Pela primeira vez me ocorreu que o tempo não é meu inimigo, os ferimentos que ardem na alma serão estancados e eu me fortalecerei, já enfrentei outras tempestades antes e estou viva. Apesar de todos os empurrões para que eu me afogasse, ainda estou viva e não cogito desistir.
     Foi um sonho lindo. Da totalidade vivenciada, ajuntei lapsos. Eu era amada. As pessoas olhavam para mim e sabiam que eu estava amando e o sentimento era recíproco, que aquela moça bonita que segurava na minha mão desejava uma vida comigo, não apenas uma noite. A triste observação a se fazer dói no meu pobre coração porque não se tratava de você.
     Já me zombaram muito por buscar uma interpretação para os traços mais marcantes dos meus sonhos. Pode não ser premonição. Pode não passar de carência, afinal de contas, eu nunca fui amada, nunca soube o que é beijar alguém e o corpo todo repercutir o desejo, nunca fui tocada com carinho, nunca ninguém lutou para me ver sorrir, nunca ninguém esperou por mim.
     Busco me conhecer melhor, interpretar o que grita o meu subconsciente sobre cada elemento. Independentemente de ser um sonho aleatório e esquecido como tantos outros, a razão se rende a emoção e as duas dão as mãos: eu almejo amar e ser amada.
     Estou cansada de ser sempre aquela que ama em segredo, vê seu amor indo embora e nada pode fazer contra os golpes duros do destino e no entremeio entre a negação e a superação, padecer às longas esperas, que nada mais me causam senão angústia e insônia. Os rombos deixados delimitam as imensas rodovias de um coração quebrado.
     Saí perdedora de novo. A emoção sobrepujou a razão. Eu não queria me aproximar de você porque sabia que te amava e não queria sofrer de novo a ponto de não segurar o choro na frente dos outros e perder a vontade de executar até as tarefas mais simples. Antes de amar de novo preciso me livrar de algumas crenças limitantes que podem ter ocasionado a "perda".
     Eu nunca me sinto merecedora de amor. Sempre acredito que não posso amar, entregar meu coração, pois todos vão embora. Mantenho uma distância segura e quando dou por mim, estou entregue. Já é tempo de me convencer que embora a partida de alguém seja uma probabilidade impossível de se descartar, eu posso viver meu pedaço de eternidade e compartilhar amor para curar um coração que também já foi muito machucado e ainda se refaz das tantas pancadas sem nunca se amargar.
     Pode não ser você a moça linda dos meus sonhos, aquela que foi recebida pelos meus pais (e eles disseram que eu estava amando porque viam isso nos meus olhos), que segurou na minha mão de tal jeito que eu me senti de novo como se fosse criança e me tratava com um carinho que ainda me é desconhecido. Se eu te disser que sinto o toque dela toda vez que a recordação do sonho vem, acredite, eu sinto. É real.
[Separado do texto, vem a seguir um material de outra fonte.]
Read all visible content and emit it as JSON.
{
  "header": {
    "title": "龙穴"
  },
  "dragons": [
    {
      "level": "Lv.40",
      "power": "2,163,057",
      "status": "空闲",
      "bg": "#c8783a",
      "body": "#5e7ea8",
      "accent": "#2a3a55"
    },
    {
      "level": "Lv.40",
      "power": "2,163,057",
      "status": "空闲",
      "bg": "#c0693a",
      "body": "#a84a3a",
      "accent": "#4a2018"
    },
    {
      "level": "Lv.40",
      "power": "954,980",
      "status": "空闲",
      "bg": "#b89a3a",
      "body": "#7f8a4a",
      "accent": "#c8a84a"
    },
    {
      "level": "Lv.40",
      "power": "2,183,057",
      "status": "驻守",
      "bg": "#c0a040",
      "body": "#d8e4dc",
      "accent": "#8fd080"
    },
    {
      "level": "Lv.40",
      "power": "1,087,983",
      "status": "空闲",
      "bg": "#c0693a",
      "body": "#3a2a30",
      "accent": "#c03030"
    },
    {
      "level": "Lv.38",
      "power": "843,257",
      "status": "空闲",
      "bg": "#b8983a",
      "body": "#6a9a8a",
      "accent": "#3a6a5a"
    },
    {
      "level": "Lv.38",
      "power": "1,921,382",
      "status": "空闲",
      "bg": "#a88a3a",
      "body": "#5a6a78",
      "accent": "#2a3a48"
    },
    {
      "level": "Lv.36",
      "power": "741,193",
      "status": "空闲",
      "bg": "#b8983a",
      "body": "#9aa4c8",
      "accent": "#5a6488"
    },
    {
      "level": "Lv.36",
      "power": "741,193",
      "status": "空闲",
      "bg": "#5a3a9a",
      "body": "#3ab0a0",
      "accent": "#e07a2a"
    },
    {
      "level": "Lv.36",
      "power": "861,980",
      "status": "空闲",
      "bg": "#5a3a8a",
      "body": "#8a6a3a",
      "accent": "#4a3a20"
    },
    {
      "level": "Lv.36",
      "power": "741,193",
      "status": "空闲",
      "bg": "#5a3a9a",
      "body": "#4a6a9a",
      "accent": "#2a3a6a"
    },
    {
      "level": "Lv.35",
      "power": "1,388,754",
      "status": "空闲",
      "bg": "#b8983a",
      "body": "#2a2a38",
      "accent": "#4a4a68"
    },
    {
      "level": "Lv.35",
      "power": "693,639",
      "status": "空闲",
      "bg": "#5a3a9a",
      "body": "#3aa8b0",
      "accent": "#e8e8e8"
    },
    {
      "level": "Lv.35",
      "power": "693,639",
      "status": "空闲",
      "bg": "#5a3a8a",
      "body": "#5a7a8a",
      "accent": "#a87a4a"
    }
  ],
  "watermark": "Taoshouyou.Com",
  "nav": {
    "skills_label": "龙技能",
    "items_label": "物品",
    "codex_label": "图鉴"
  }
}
     Eu me senti abraçada de uma forma tão intensa que pela primeira vez em semanas eu acordei e não senti se formar um nó na garganta ao me dar conta da realidade. Lembro-me de uma amiga minha que quando terminou com o namorado, escreveu-lhe cartas para estancar o sofrimento de um amor ainda tão intenso e já nas missivas finais celebrava quando conseguia passar um dia todo sem chorar ou imaginar que poderia se apaixonar de novo.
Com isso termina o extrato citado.